Como se ha visto, la reproducción variable no es una novedad, ni tampoco un elemento exclusivo de las herramientas digitales. Durante tres décadas era una práctica común que suscitaba, en algunos casos, preocupaciones similares a las de hoy (como la de quién crea la obra ante el uso que se hace). Lo que ha cambiado en la actualidad es que ahora es el público el que tiene el control final sobre la reproducción y no ya el exhibidor (si bien es este –la plataforma– quien implanta esta opción a su interfaz). Si el criterio económico era lo que primaba para muchos exhibidores de entonces que querían exprimir al máximo el número de sesiones posibles –aunque protestara quien lo hubiera producido o alguien pudiera marchase de la sala–, no deja de ser sintomático de nuestros días que prácticas como la del podfaster o el speed watching sean una especie de aplicación de este supuesto sobre nosotros mismos. Superponiendo el esquema histórico sobre la actualidad somos hoy dos papeles a la vez y nos tratamos bajo el criterio de la eficiencia económica (más en menos), aunque pueda estropear el disfrute de ser espectador u oyente. Ahora que tantas cámaras parecen girar y mirar ya por sí solas, ¿habrá alguien de viaje en Moscú intentando sacarse de encima, por fin, una temporada de Mad Men?
[1] Sobre estas cuestiones hablan autores y autoras como Nick Srnicek, Jonathan Crary, Helen Hester o Bifo Berardi.
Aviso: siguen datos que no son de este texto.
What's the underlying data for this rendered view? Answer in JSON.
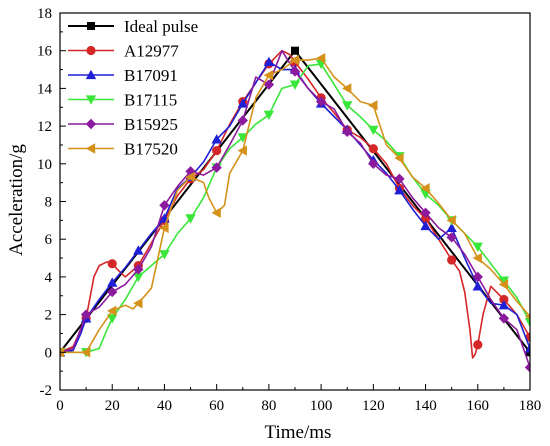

[2] Hemos tratado algunas de estas cuestiones en el texto «De nuevo lo viejo y lo nuevo de nuevo» en el libro Imágenes, un dominio público(CCCB, 2020). Esta perspectiva es próxima a la de la denominada arqueología de los medios que proponen autores como Erkki Huhtamo.
[3] Paolo Cherchi Usai Silent Cinema. A Guide to Study, Research and Curatorship (tercera edición revisada), BFI, 2019.
[4] Luigi Pirandello: Cuadernos de Serafino Gubbio operador. Traducción de Elena Martínez. Madrid: Gadir Ficción, 2007, p. 15.
[5] Walter Benjamin: Escritos sobre cine. Edición de Daniel Pitarch. Madrid: Abada, p. 327-328.